I am... spending this summer in the strangest of ways: hiding in my apartment, begging for cool air during the week days, and running like a mad, wanderer towards the sun in the hopes that it'll slake my thirst during the weekends. I don't know what this is. Perhaps I am feeling the crazed cabin fever of working in the city full time. Perhaps I am falling victim to the apparent truism of living in cowtown: the best part of city living is just how close it is to everywhere else. ... except I'm not really taking full advantage of that. I have gotten out to the mountains less than a handfull of times this summer. And I'm only recently starting to discover the outlying (but fantastic) communities and areas. I desperately want to travel the Cowboy Trail.
What have I done this summer? Attended the Calgary Stampede rodeo, Hiked to the Plain of Six Glaciers, visited the Millarville Farmers' Market, attended two folk festivals, and spent a weekend throwing horse shoes and enjoying a family reunion.
... all the while, I'm starting to be called a *gasp!* Calgarian. ... and have ended up vehemently denying that fact. It will take a vast many years for me to adopt that label. ... just as it is taking me forever and a day to remember that "home" is now here instead of there; though really, home has always been there.
My apartment is slowly becoming somewhere I actually like... but I need to address the last few remaining boxes, and actually lay claim to my storage space in the basement. Getting rid of all the suit cases and some of my rubbermaids of field gear and camping supplies would be a good thing.
... field gear. Oh, how I long to be out in the bush. It is funny. I feel like that oft-used phrase "you can take the man out of the x, but you can never take the x out of the man"; except, well, obviously I'm a woman. ... and the x for me appears to be field work. More and more, I am finding myself wrapped in thoughts, particularly at the doldrum hours of the afternoon (2-4pm). Thoughts of what I'd be doing if I was out in the wilderness somewhere. A large portion of the time, I feel glad that I have found something positive like this job to keep me going, and to remove me from the death risk of surprise anaphylaxis in the middle of nowhere. Sometimes, however, I don't care. I'd take on all the wasps and hornets (and bears and cougars) in the world, just to spend another week outside. ... though I do remember just how exhausting the fear was. Bears and cougars are one thing. I carried a shovel, and bangers, and a knife and often bear spray. Wasps and hornets are a complete other. Being helplessly unable to do anything, not even breathe, and also hundreds of kilometers from a hospital (or tens of kilometers from a reliable road), well, that's something else entirely, and I couldn't put my coworkers through that risk any more. There were too many close calls, and I don't want to be the epinephrine-fuelled burden I would be were things to go wrong.
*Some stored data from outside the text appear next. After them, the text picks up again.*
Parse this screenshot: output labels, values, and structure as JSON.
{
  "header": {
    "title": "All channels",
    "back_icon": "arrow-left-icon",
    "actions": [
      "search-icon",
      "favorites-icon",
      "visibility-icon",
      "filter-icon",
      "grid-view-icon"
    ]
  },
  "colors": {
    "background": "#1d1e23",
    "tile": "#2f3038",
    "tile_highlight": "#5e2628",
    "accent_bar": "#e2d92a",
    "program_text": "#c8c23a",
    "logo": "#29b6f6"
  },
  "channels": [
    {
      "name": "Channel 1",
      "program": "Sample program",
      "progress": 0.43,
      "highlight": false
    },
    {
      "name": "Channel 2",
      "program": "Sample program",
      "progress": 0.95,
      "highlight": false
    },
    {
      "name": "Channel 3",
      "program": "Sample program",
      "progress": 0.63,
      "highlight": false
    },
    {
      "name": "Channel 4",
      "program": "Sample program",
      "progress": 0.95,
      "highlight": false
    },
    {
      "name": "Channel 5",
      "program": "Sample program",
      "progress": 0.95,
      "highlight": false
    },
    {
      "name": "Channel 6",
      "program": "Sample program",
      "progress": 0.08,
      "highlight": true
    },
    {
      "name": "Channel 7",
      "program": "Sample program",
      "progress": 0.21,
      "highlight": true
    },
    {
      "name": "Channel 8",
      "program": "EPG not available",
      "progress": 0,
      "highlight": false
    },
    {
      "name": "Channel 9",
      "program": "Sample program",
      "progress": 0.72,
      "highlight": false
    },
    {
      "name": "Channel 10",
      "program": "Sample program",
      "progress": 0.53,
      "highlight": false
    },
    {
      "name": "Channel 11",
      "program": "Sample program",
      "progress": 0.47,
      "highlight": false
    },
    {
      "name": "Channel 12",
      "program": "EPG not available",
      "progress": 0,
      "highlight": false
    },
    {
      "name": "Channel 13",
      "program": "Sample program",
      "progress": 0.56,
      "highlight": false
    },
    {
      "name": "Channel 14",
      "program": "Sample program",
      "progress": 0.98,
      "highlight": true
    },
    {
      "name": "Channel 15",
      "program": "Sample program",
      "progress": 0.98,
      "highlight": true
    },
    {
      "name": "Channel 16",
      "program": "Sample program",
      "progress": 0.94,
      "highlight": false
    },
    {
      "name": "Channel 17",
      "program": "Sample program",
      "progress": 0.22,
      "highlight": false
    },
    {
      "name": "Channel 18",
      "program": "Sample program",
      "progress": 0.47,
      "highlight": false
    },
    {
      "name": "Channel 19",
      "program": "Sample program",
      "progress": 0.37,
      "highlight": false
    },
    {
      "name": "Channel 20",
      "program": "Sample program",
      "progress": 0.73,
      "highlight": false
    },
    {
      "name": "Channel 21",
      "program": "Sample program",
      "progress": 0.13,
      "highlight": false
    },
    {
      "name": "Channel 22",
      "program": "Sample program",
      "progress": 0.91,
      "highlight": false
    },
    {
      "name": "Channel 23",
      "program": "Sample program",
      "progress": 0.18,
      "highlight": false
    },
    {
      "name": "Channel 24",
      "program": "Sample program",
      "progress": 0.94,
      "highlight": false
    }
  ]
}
But damned if I don't miss it. I'm going to have to find some way to get involved in winter or late spring outdoor work, as a volunteer, or as a casual weekend adventurer, just to slake my thirst. I miss it so much. In truth, I miss it enough that I am second-guessing my decision. It's not as though I'm an amputee, it's just an allergy, and it's just fear on the off-chance that I'll stumble upon a wasp/hornet nest and get stung somewhere important like my face or throat. No, forget it, it's too stupid, but can you see how one would get wrapped up in this sort of thinking? Being OUTSIDE! ALL DAY! Oh, how I long for it. The urban, concrete jungle is just too depressing.
Anyway, those are my ramblings and musings. Here are some photos of the other ramblings I've done:
The Edmonton Folk Music Festival main stage during the day. It is hosted on a ski hill in the heart of the city.
The massive, multigenerational quilt from my family reunion. It was assembled for our millennium reunion in 2000. Were we to do it today, there'd be more rows of squares to add.
Bull riding at the Calgary Stampede
The Plain of Six Glaciers hike near Lake Louise in Banff National Park, Alberta.